Musically, A Crown Of Laurels is interesting and distinctive: the four-piece band is heavy on strings, while Lavie Rabinovitz’s busy score is full of staccato motifs. The style’s not ideal for the character-defining solos, but it’s perfectly attuned with the two-handed scenes, and it gives the show a recognisable voice to match its gently downcast tone. What’s more, Ryan Hay’s direction puts the musicians at the heart of the action; they stand in for minor characters, and add their own expressiveness to the emotional heft of the plot.

The storyline charts a single night in Daphne’s life, starting at a party with her sisters, meeting a man in a pub, getting to know him in the wee small hours and then discovering, in the most terrible way, that she didn’t really know him at all. As Daphne, Stephanie Herron has a fine and evocative voice, while Miles Peter Hurley – who plays Olly, the man she’s met – delivers a nuanced mix of confidence and vulnerability. It could all work out so well for them, but when things start to get physical the date begins to go wrong. We see it happen in slow motion, one credible small step after another, until it becomes all too clear to us that Olly won’t let Daphne say no.

Though the end to that story is depressingly predictable, what happens next is a complete surprise. With the whirr of a motor, a screen descends from the back of the stage, and Daphne begins to deliver a kind of illustrated lecture – still in character, but shorn of music and completely different in style. This type of jarring shift can be extremely effective, but it’s difficult to carry off, and in this case it’s a little distancing from the insights that Daphne is about to share.
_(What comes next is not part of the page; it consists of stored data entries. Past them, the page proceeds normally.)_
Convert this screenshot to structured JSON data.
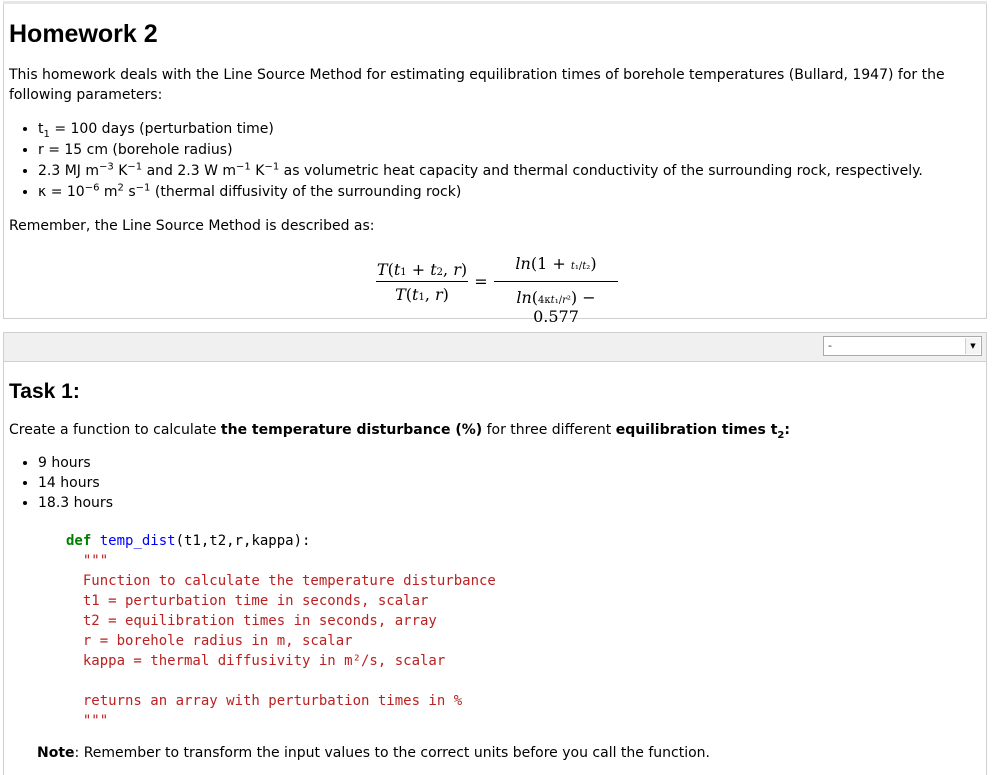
{
  "cell1": {
    "title": "Homework 2",
    "intro": "This homework deals with the Line Source Method for estimating equilibration times of borehole temperatures (Bullard, 1947) for the following parameters:",
    "params": [
      {
        "lead": "t",
        "sub": "1",
        "rest": " = 100 days (perturbation time)"
      },
      {
        "lead": "r = 15 cm (borehole radius)"
      },
      {
        "text": "2.3 MJ m<sup>−3</sup> K<sup>−1</sup> and 2.3 W m<sup>−1</sup> K<sup>−1</sup> as volumetric heat capacity and thermal conductivity of the surrounding rock, respectively."
      },
      {
        "text": "κ = 10<sup>−6</sup> m<sup>2</sup> s<sup>−1</sup> (thermal diffusivity of the surrounding rock)"
      }
    ],
    "remember": "Remember, the Line Source Method is described as:"
  },
  "cell2": {
    "dropdown_value": "-",
    "task_title": "Task 1:",
    "task_text_plain_1": "Create a function to calculate ",
    "task_text_bold_1": "the temperature disturbance (%)",
    "task_text_plain_2": " for three different ",
    "task_text_bold_2": "equilibration times t",
    "task_text_bold_2_sub": "2",
    "task_text_plain_3": ":",
    "times": [
      "9 hours",
      "14 hours",
      "18.3 hours"
    ],
    "code": {
      "def": "def",
      "fname": "temp_dist",
      "args": "(t1,t2,r,kappa):",
      "doc_lines": [
        "\"\"\"",
        "Function to calculate the temperature disturbance",
        "t1 = perturbation time in seconds, scalar",
        "t2 = equilibration times in seconds, array",
        "r = borehole radius in m, scalar",
        "kappa = thermal diffusivity in m²/s, scalar",
        "",
        "returns an array with perturbation times in %",
        "\"\"\""
      ]
    },
    "note_label": "Note",
    "note_text": ": Remember to transform the input values to the correct units before you call the function."
  }
}
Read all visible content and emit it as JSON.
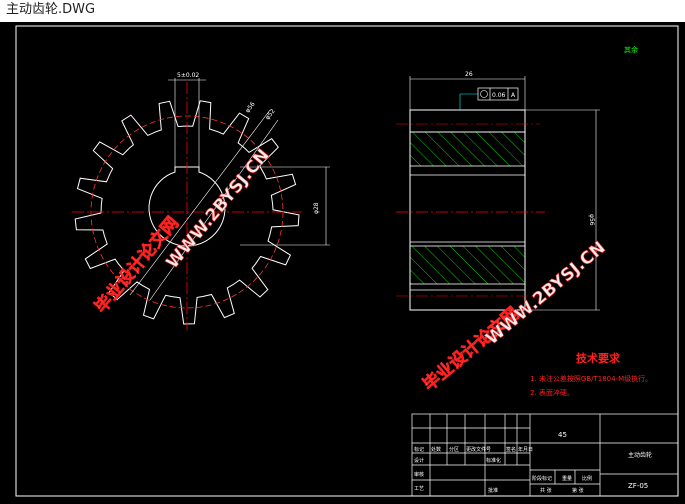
{
  "window": {
    "title": "主动齿轮.DWG"
  },
  "colors": {
    "background": "#000000",
    "frame": "#ffffff",
    "centerline": "#ff0000",
    "dimension": "#00ffff",
    "hatch": "#00ff00",
    "tolerance": "#00ffff",
    "watermark": "#e6e6e6",
    "watermark_outline": "#ff0000",
    "requirements": "#ff0000"
  },
  "drawing": {
    "roughness_note": "其余",
    "front_view": {
      "keyway_tolerance": "5±0.02",
      "outer_diameter": "φ56",
      "pitch_diameter": "φ52",
      "bore_dimension": "φ28"
    },
    "side_view": {
      "width": "26",
      "tolerance_value": "0.06",
      "datum": "A",
      "height_dimension": "φ56"
    },
    "tech_requirements": {
      "title": "技术要求",
      "items": [
        "1. 未注公差按照GB/T1804-M级执行。",
        "2. 表面淬硬。"
      ]
    },
    "title_block": {
      "material": "45",
      "part_name": "主动齿轮",
      "drawing_number": "ZF-05",
      "header_cells": [
        "标记",
        "处数",
        "分区",
        "更改文件号",
        "签名",
        "年月日"
      ],
      "design_row": [
        "设计",
        "",
        "",
        "标准化",
        "",
        ""
      ],
      "stage_labels": [
        "阶段标记",
        "重量",
        "比例"
      ],
      "review_label": "审核",
      "process_label": "工艺",
      "approve_label": "批准",
      "sheet_total": "共 张",
      "sheet_no": "第 张"
    }
  },
  "watermark": {
    "cn_text": "毕业设计论文网",
    "url_text": "WWW.2BYSJ.CN"
  }
}
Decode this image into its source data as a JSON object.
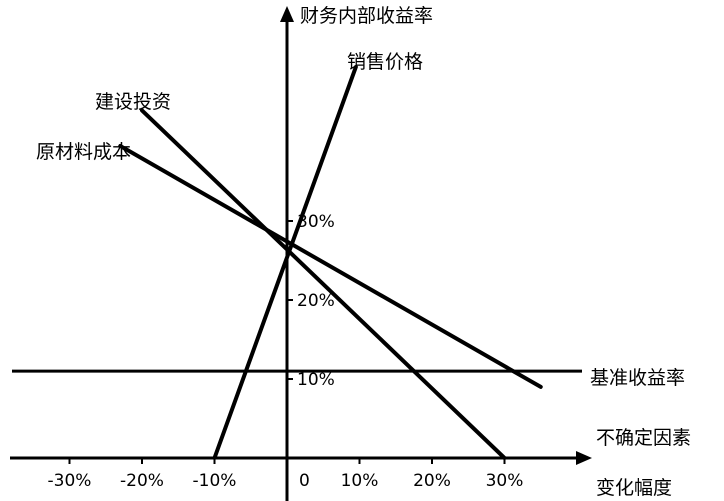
{
  "chart_data": {
    "type": "line",
    "title": "",
    "ylabel": "财务内部收益率",
    "xlabel": "不确定因素变化幅度",
    "xlabel_lines": [
      "不确定因素",
      "变化幅度"
    ],
    "x_ticks": [
      "-30%",
      "-20%",
      "-10%",
      "0",
      "10%",
      "20%",
      "30%"
    ],
    "y_ticks": [
      "10%",
      "20%",
      "30%"
    ],
    "xlim": [
      -40,
      43
    ],
    "ylim": [
      -1,
      51
    ],
    "grid": false,
    "series": [
      {
        "name": "销售价格",
        "x": [
          -10,
          9.5
        ],
        "y": [
          0,
          49.5
        ]
      },
      {
        "name": "建设投资",
        "x": [
          -20,
          30
        ],
        "y": [
          44,
          0
        ]
      },
      {
        "name": "原材料成本",
        "x": [
          -23,
          35
        ],
        "y": [
          39.5,
          9
        ]
      }
    ],
    "reference_lines": [
      {
        "name": "基准收益率",
        "y": 11
      }
    ],
    "base_point": {
      "x": 0,
      "y": 26
    }
  }
}
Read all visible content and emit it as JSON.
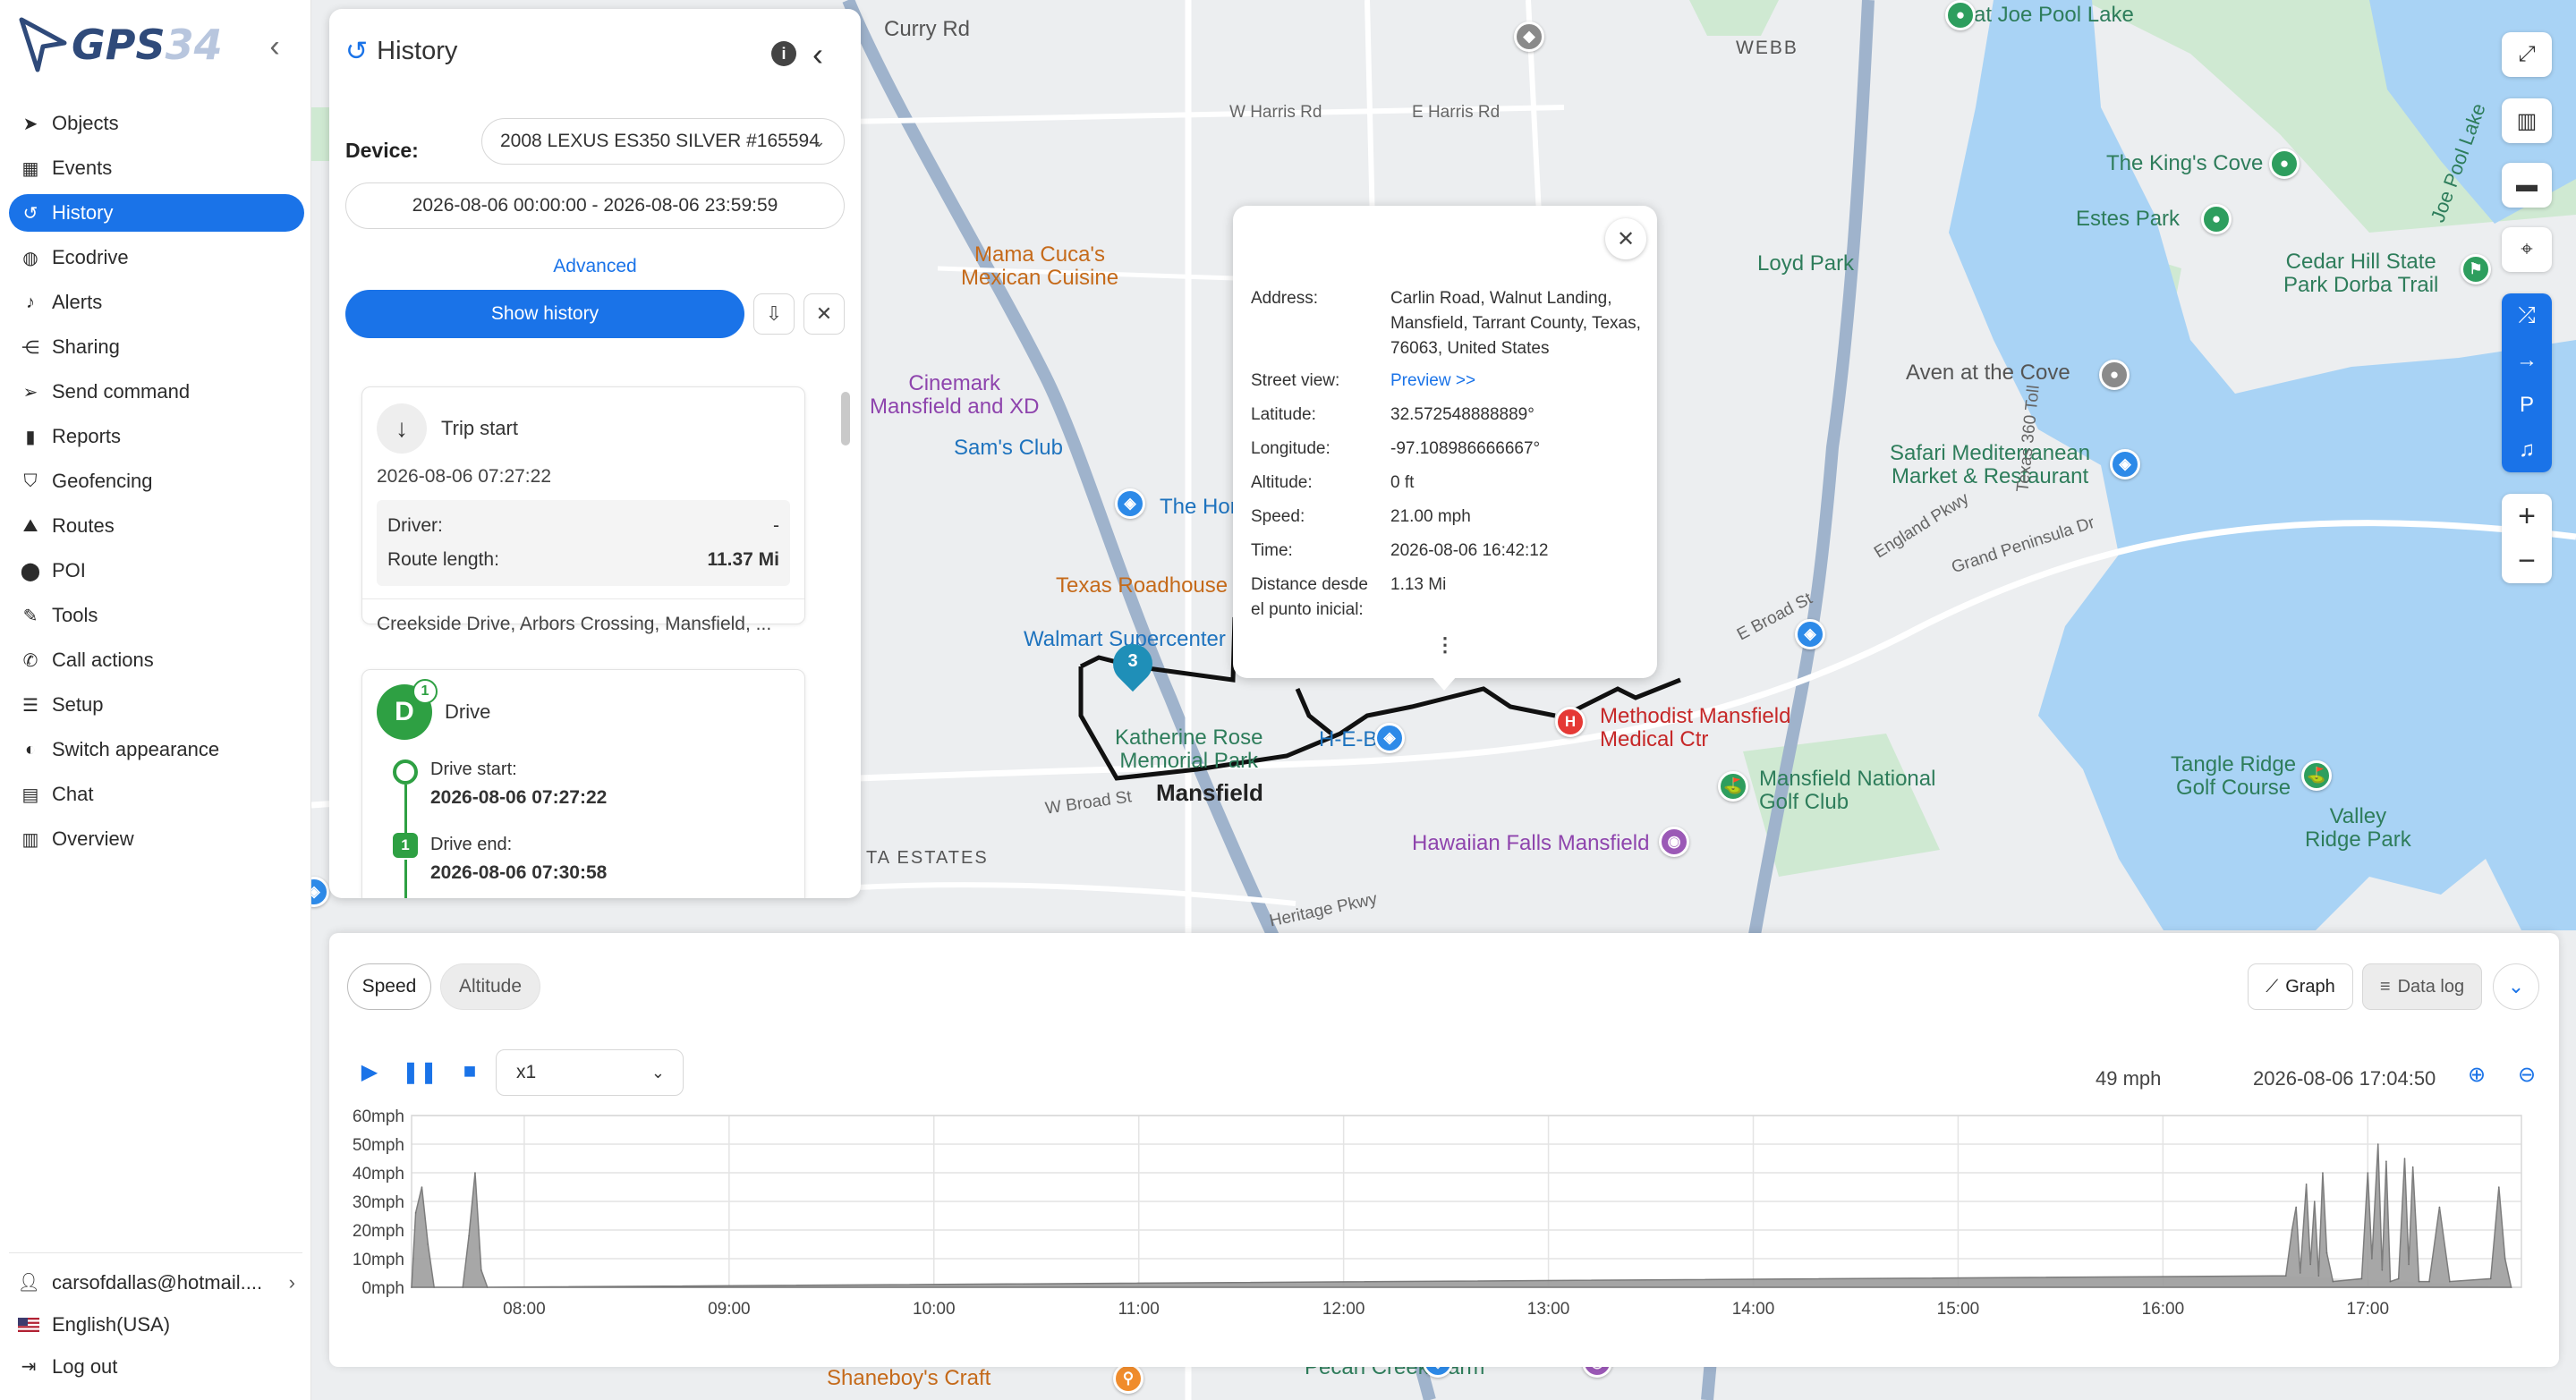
{
  "app": {
    "logo_text_main": "GPS",
    "logo_text_num": "34"
  },
  "sidebar": {
    "items": [
      {
        "label": "Objects",
        "icon": "navigation-arrow-icon",
        "glyph": "➤"
      },
      {
        "label": "Events",
        "icon": "calendar-icon",
        "glyph": "▦"
      },
      {
        "label": "History",
        "icon": "history-icon",
        "glyph": "↺",
        "active": true
      },
      {
        "label": "Ecodrive",
        "icon": "leaf-icon",
        "glyph": "◍"
      },
      {
        "label": "Alerts",
        "icon": "bell-icon",
        "glyph": "♪"
      },
      {
        "label": "Sharing",
        "icon": "share-icon",
        "glyph": "⋲"
      },
      {
        "label": "Send command",
        "icon": "send-icon",
        "glyph": "➢"
      },
      {
        "label": "Reports",
        "icon": "bar-chart-icon",
        "glyph": "▮"
      },
      {
        "label": "Geofencing",
        "icon": "geofence-icon",
        "glyph": "⛉"
      },
      {
        "label": "Routes",
        "icon": "routes-icon",
        "glyph": "⛰"
      },
      {
        "label": "POI",
        "icon": "map-pin-icon",
        "glyph": "⬤"
      },
      {
        "label": "Tools",
        "icon": "wrench-icon",
        "glyph": "✎"
      },
      {
        "label": "Call actions",
        "icon": "phone-icon",
        "glyph": "✆"
      },
      {
        "label": "Setup",
        "icon": "sliders-icon",
        "glyph": "☰"
      },
      {
        "label": "Switch appearance",
        "icon": "palette-icon",
        "glyph": "◐"
      },
      {
        "label": "Chat",
        "icon": "chat-icon",
        "glyph": "▤"
      },
      {
        "label": "Overview",
        "icon": "overview-icon",
        "glyph": "▥"
      }
    ],
    "footer": {
      "user": "carsofdallas@hotmail....",
      "language": "English(USA)",
      "logout": "Log out"
    }
  },
  "history_panel": {
    "title": "History",
    "device_label": "Device:",
    "device_value": "2008 LEXUS ES350 SILVER #165594",
    "date_range": "2026-08-06 00:00:00 - 2026-08-06 23:59:59",
    "advanced_link": "Advanced",
    "show_button": "Show history",
    "trip_start": {
      "title": "Trip start",
      "datetime": "2026-08-06 07:27:22",
      "driver_label": "Driver:",
      "driver_value": "-",
      "route_length_label": "Route length:",
      "route_length_value": "11.37 Mi",
      "address": "Creekside Drive, Arbors Crossing, Mansfield, ..."
    },
    "drive": {
      "letter": "D",
      "badge": "1",
      "title": "Drive",
      "start_label": "Drive start:",
      "start_value": "2026-08-06 07:27:22",
      "end_badge": "1",
      "end_label": "Drive end:",
      "end_value": "2026-08-06 07:30:58"
    }
  },
  "popup": {
    "address_label": "Address:",
    "address_value": "Carlin Road, Walnut Landing, Mansfield, Tarrant County, Texas, 76063, United States",
    "street_view_label": "Street view:",
    "street_view_link": "Preview >>",
    "latitude_label": "Latitude:",
    "latitude_value": "32.572548888889°",
    "longitude_label": "Longitude:",
    "longitude_value": "-97.108986666667°",
    "altitude_label": "Altitude:",
    "altitude_value": "0 ft",
    "speed_label": "Speed:",
    "speed_value": "21.00 mph",
    "time_label": "Time:",
    "time_value": "2026-08-06 16:42:12",
    "distance_label_1": "Distance desde",
    "distance_label_2": "el punto inicial:",
    "distance_value": "1.13 Mi",
    "more": "⋮"
  },
  "map": {
    "labels": {
      "curry_rd": "Curry Rd",
      "webb": "WEBB",
      "joe_pool_lake": "at Joe Pool Lake",
      "joe_pool_lake_water": "Joe Pool Lake",
      "harris_w": "W Harris Rd",
      "harris_e": "E Harris Rd",
      "kings_cove": "The King's Cove",
      "estes_park": "Estes Park",
      "loyd_park": "Loyd Park",
      "cedar_hill": "Cedar Hill State\nPark Dorba Trail",
      "mama_cucas": "Mama Cuca's\nMexican Cuisine",
      "cinemark": "Cinemark\nMansfield and XD",
      "sams_club": "Sam's Club",
      "the_home": "The Hor",
      "texas_roadhouse": "Texas Roadhouse",
      "walmart": "Walmart Supercenter",
      "katherine_rose": "Katherine Rose\nMemorial Park",
      "heb": "H-E-B",
      "mansfield": "Mansfield",
      "methodist": "Methodist Mansfield\nMedical Ctr",
      "mansfield_national": "Mansfield National\nGolf Club",
      "hawaiian_falls": "Hawaiian Falls Mansfield",
      "aven_cove": "Aven at the Cove",
      "safari": "Safari Mediterranean\nMarket & Restaurant",
      "tangle_ridge": "Tangle Ridge\nGolf Course",
      "valley_ridge": "Valley\nRidge Park",
      "ta_estates": "TA ESTATES",
      "w_broad": "W Broad St",
      "e_broad": "E Broad St",
      "heritage": "Heritage Pkwy",
      "england": "England Pkwy",
      "grand_peninsula": "Grand Peninsula Dr",
      "texas360": "Texas 360 Toll",
      "shaneboy": "Shaneboy's Craft",
      "pecan_creek": "Pecan Creek Farm",
      "marker_3": "3"
    }
  },
  "bottom_panel": {
    "tabs": [
      "Speed",
      "Altitude"
    ],
    "graph_button": "Graph",
    "datalog_button": "Data log",
    "speed_multiplier": "x1",
    "current_speed": "49 mph",
    "current_time": "2026-08-06 17:04:50"
  },
  "chart_data": {
    "type": "area",
    "title": "",
    "xlabel": "",
    "ylabel": "",
    "y_ticks": [
      "0mph",
      "10mph",
      "20mph",
      "30mph",
      "40mph",
      "50mph",
      "60mph"
    ],
    "ylim": [
      0,
      60
    ],
    "x_ticks": [
      "08:00",
      "09:00",
      "10:00",
      "11:00",
      "12:00",
      "13:00",
      "14:00",
      "15:00",
      "16:00",
      "17:00"
    ],
    "xlim_hours": [
      7.45,
      17.75
    ],
    "grid": true,
    "color": "#9e9e9e",
    "series": [
      {
        "points": [
          [
            7.45,
            0
          ],
          [
            7.47,
            26
          ],
          [
            7.5,
            35
          ],
          [
            7.53,
            15
          ],
          [
            7.56,
            0
          ],
          [
            7.7,
            0
          ],
          [
            7.73,
            18
          ],
          [
            7.76,
            40
          ],
          [
            7.79,
            6
          ],
          [
            7.82,
            0
          ],
          [
            16.6,
            4
          ],
          [
            16.63,
            20
          ],
          [
            16.65,
            28
          ],
          [
            16.67,
            5
          ],
          [
            16.7,
            36
          ],
          [
            16.72,
            8
          ],
          [
            16.74,
            30
          ],
          [
            16.76,
            4
          ],
          [
            16.78,
            40
          ],
          [
            16.8,
            12
          ],
          [
            16.83,
            2
          ],
          [
            16.97,
            3
          ],
          [
            17.0,
            40
          ],
          [
            17.02,
            10
          ],
          [
            17.05,
            50
          ],
          [
            17.07,
            6
          ],
          [
            17.09,
            44
          ],
          [
            17.11,
            2
          ],
          [
            17.15,
            3
          ],
          [
            17.18,
            45
          ],
          [
            17.2,
            8
          ],
          [
            17.22,
            42
          ],
          [
            17.25,
            2
          ],
          [
            17.3,
            2
          ],
          [
            17.35,
            28
          ],
          [
            17.4,
            2
          ],
          [
            17.6,
            3
          ],
          [
            17.64,
            35
          ],
          [
            17.67,
            10
          ],
          [
            17.7,
            0
          ]
        ]
      }
    ]
  }
}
Her extended monologue is filled with classical allusion, but its main thesis surrounds the treatment of women in visual art – and whether gallery owners and even critics implicitly normalise sexual abuse. There’s something interesting and important waiting to be said here, but the message is rushed and the nuances aren’t always clear. The paintings we see flashed on the screen are certainly carnal, but very few are self-evidently abusive; we need a little more time and context to fully internalise what we’re being shown.

A Crown of Laurels succeeds in showing how shockingly quickly a date can turn to predation – an aspect of female experience which, perhaps shamefully, I’ve never reflected on before. But the denunciation of visual art feels hurried and disconnected, and there’s a missed opportunity to fully explore how it adds to our protagonist’s suffering. They’ve convinced me that it’s a topic we need to discuss, but they haven’t quite nailed it in this production.